The `0.8132 ± 0.0001` precision on GRPO step 160+ is not reproducibility precision — it is the eval rollout helper falling back to the deterministic heuristic on every invalid action. The heuristic produces `0.8132` exactly because both the heuristic and the arbitration adjudicator are deterministic given (case, packet). See [`SPECIFICATION_GAMING.md`](SPECIFICATION_GAMING.md) for the full diagnostic.

GRPO numbers in earlier rows (step 0 / step 1 / step 80) have wider variance because the trainer's sampling is stochastic and only 30–60% of steps see a non-zero gradient (see [`METHOD.md`](METHOD.md) §3 for why).

## 6. Reproducing the figures

After the eval cell completes, two PNGs are written to `docs/figures/`:

- `training_curve.png` — overall mean score vs GRPO step, with heuristic and naive baselines as dashed lines.
- `training_curve_by_family.png` — per-difficulty curves on the same axes.

Both are committed to the repo so judges who do not run the notebook can still see the results.

## 7. Test suite

```bash
pytest -q tests/
```

Should output:

```
113 passed in ~7s
```

Failures here indicate environment, grader, or training-pipeline regressions. See `tests/conftest.py` for fixture details.

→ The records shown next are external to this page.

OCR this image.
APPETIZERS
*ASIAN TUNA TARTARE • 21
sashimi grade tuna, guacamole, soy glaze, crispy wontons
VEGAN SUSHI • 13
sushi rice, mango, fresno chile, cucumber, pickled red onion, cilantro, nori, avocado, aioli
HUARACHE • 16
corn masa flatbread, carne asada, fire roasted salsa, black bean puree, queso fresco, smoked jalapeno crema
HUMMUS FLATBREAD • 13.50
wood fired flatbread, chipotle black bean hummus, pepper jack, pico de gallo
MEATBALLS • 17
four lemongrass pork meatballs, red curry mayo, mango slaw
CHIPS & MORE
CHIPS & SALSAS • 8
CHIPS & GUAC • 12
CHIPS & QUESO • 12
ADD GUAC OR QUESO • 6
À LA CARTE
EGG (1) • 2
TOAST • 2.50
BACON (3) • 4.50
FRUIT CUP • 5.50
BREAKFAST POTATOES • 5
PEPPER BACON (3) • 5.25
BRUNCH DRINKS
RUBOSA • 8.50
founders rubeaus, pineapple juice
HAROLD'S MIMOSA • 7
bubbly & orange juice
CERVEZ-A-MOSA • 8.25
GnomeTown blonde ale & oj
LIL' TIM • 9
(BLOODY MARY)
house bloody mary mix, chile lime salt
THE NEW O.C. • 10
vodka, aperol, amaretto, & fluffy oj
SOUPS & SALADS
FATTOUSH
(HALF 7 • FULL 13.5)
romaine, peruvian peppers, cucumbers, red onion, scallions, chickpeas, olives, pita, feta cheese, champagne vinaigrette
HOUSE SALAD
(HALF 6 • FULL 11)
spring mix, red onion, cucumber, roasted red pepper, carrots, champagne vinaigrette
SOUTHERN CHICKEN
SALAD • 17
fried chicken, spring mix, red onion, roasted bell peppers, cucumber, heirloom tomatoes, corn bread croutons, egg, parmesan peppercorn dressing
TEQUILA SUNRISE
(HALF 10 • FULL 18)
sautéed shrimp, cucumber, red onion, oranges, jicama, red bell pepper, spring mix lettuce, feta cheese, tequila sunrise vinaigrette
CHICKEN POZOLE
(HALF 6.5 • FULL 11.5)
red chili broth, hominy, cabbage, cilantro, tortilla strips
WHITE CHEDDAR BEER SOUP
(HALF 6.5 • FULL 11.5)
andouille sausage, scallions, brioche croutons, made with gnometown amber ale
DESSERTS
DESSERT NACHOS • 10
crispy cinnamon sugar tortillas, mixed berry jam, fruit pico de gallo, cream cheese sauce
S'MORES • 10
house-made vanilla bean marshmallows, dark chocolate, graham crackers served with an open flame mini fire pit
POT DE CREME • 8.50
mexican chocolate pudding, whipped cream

## 8. Running the trained agent

After the notebook completes, the SFT and GRPO adapters are saved under:

- `/content/sft-merchant-agent/final/` (or `WORK_DIR/sft-merchant-agent/final/` locally)
- `/content/grpo-merchant-agent/final/`

To use the trained model in the inference path:

```python
from transformers import AutoModelForCausalLM, AutoTokenizer
from peft import PeftModel
import torch

base = AutoModelForCausalLM.from_pretrained(
    'Qwen/Qwen2.5-3B-Instruct', torch_dtype=torch.float16, device_map='cuda',
)
sft = PeftModel.from_pretrained(base, 'sft-merchant-agent/final')
merged = sft.merge_and_unload()
trained = PeftModel.from_pretrained(merged, 'grpo-merchant-agent/final')
trained.eval()

tok = AutoTokenizer.from_pretrained('Qwen/Qwen2.5-3B-Instruct')
# ... use trained as the policy in run_episode_with_text_policy()
```

See [`RUNNING_THE_AGENT.md`](RUNNING_THE_AGENT.md) for the full inference path.